② Transform · one record per entry

Each Wiktextract record is reshaped into a clean WordEntry — pronunciations are deduplicated per region, senses keep both a short gloss and the full definition prose, and relationships (synonyms, antonyms, derived forms) are bucketed by kind. MediaWiki residue — template anchors, raw wikitext — is stripped.

③ Etymology · templates, then prose

Wiktionary writes inheritance two ways: as structured templates ({{inh|en|enm|over}} → "Middle English over") and as prose ("From Middle English over, from Old English ofer…"). We read both. The template walker handles inh / der / bor / lbor / cal and their variants, normalizes each into an EtymologyStep, and reverses to earliest-ancestor-first order. Where templates are missing, a regex prose parser recovers the same shape with a curated language-name vocabulary (~80 languages).

④ Compound expansion · recursive grafts

Compounds like overview = over- + view have no inheritance of their own — they reference their constituent morphemes. The enrichment pass walks each compound entry, looks up the head morpheme in the same database, and adopts its chain (with a final synthesized step naming the compound formation). The pass iterates until idempotent, so stacks like bioinspirationalist (bio + inspirational + -ist) fully unfold: Latin īnspīrātus → Late Latin → Old French → Middle English → English inspirationalbioinspirational bioinspirationalist.

⑤ Vish · cycles in the definitional graph

A word's senses point at the words used in their definitions — treat each pointer as a directed edge and the resulting graph contains cycles that close back through the original word. The Vish pass walks every entry that's eligible (has both in- and out-edges) and looks for a closed loop of length 7–10.

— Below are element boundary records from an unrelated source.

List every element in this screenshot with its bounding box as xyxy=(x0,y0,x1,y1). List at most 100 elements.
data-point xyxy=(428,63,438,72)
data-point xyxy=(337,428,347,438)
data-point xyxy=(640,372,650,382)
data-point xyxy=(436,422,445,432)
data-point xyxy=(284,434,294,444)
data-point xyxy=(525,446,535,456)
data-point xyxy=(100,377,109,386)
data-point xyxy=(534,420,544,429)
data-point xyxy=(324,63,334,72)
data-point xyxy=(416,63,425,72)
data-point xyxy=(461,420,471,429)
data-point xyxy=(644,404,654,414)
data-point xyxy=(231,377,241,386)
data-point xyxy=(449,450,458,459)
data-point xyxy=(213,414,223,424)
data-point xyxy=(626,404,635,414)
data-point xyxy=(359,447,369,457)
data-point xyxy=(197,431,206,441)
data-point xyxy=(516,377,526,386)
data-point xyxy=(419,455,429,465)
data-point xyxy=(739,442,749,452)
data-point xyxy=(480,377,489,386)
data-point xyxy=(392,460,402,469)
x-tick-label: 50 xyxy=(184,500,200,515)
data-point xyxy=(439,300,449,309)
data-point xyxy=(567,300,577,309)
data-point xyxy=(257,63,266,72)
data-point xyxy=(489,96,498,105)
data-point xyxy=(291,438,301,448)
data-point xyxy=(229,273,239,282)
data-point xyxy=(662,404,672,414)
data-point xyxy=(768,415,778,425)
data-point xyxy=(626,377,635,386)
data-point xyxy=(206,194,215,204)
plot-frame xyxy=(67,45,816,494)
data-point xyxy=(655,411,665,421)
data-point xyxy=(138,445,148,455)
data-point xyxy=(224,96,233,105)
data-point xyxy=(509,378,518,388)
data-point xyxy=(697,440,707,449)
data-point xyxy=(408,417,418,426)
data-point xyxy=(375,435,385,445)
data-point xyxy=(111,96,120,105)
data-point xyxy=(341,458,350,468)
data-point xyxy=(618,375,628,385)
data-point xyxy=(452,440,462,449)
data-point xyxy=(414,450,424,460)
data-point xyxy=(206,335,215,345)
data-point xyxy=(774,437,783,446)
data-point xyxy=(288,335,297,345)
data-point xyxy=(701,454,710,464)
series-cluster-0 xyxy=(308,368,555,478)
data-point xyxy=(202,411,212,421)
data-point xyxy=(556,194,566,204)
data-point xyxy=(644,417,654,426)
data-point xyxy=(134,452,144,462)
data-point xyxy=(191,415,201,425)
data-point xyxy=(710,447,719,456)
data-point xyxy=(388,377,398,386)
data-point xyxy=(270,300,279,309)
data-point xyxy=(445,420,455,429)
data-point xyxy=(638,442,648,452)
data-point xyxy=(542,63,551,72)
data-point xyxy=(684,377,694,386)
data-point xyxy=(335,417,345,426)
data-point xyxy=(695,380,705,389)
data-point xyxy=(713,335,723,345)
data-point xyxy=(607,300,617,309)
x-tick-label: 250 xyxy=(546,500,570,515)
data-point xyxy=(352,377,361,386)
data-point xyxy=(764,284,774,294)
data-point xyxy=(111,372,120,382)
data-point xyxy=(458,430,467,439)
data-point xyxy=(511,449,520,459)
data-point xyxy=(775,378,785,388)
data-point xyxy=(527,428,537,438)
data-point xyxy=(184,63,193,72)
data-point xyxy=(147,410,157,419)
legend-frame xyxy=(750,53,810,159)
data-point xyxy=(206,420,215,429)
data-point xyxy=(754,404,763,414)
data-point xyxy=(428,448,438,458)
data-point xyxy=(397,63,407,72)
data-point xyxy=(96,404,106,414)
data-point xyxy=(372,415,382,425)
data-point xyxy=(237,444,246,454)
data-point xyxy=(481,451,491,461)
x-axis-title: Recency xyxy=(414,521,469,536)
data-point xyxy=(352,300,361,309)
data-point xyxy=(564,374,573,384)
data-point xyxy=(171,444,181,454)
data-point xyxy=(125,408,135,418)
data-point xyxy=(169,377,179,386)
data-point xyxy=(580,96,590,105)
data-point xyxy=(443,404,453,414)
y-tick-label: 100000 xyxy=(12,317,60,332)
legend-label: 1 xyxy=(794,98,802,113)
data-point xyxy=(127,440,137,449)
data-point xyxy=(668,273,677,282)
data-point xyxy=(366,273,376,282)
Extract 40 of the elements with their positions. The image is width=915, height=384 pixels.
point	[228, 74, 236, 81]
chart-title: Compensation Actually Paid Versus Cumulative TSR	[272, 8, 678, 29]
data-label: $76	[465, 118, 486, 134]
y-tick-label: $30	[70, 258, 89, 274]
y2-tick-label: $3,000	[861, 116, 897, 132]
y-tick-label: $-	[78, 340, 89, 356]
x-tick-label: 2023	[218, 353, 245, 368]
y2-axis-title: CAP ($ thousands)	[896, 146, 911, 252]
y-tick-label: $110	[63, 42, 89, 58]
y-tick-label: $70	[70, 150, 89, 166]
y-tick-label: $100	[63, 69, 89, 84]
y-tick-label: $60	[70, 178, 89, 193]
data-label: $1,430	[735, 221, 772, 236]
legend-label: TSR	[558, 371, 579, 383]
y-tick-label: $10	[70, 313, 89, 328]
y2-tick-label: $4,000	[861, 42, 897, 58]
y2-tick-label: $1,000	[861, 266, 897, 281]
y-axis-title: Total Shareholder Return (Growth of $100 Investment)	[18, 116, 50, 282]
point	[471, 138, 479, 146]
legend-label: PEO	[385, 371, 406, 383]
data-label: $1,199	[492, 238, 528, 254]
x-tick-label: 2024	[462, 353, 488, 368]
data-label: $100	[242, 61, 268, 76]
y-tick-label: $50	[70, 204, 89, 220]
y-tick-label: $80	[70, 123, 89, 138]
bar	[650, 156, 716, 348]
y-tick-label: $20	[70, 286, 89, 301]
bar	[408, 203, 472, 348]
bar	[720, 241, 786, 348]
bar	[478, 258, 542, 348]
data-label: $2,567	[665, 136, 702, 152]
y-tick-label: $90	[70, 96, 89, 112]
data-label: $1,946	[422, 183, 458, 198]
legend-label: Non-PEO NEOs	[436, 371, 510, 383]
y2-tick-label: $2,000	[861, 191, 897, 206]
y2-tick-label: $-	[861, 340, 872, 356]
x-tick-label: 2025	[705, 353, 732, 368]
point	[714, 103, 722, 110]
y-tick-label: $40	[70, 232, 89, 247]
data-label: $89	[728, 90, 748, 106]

Two filtering decisions keep the loops semantically tight rather than mechanically literal:

  • Only the first two senses of each entry contribute edges. Beyond that we hit niche secondary readings ("necessary" → a euphemism for toilet) that pull cycles into unrelated fields.
  • The top-200 highest-degree lemmas (grammatical metalanguage like plural/participle, administrative descriptors like surname/county) plus a hand-curated list of ~280 scaffolding words (adverbs of degree, participial connectors, generic categorial nouns) are removed from the graph entirely. Cycles can't route through them.

Cycles are found by bounded random walk — at this graph size (millions of edges) a full BFS for shortest cycle is too expensive per node. When a walk succeeds it's rotated and shared with all of its members, so one successful walk supplies a cycle for seven to ten word pages at once.

Curated entries · setting the bar

Three entries — nostalgia, light, and cup — are hand-written and take precedence over their corpus counterparts at render time. They demonstrate what an entry looks like at full density: editorial etymology prose, a notes-annotated chain, and a hand-traced Vish loop with narration written sentence by sentence. They are the visible bar for the rest of the corpus.

What's missing

About a quarter of headwords carry an etymology chain. The remainder are mostly inflected forms, abbreviations, and proper-noun entries that have no inheritance to extract — but a few percent are legitimate misses where the Wiktionary prose escapes the parser.

About one in twenty entries shows a Vish ring. Coverage scales with how connected the word is to the wider definitional graph; concrete nouns (apple, crow) and very-technical terms often don't close a loop within ten hops. Live cycle detection in the browser is the next major iteration.

The etymon detail pages (the destination when you click a reconstructed ancestor) are placeholders right now — gathering every descendant of a single root into one page is a substantial piece of unfinished work.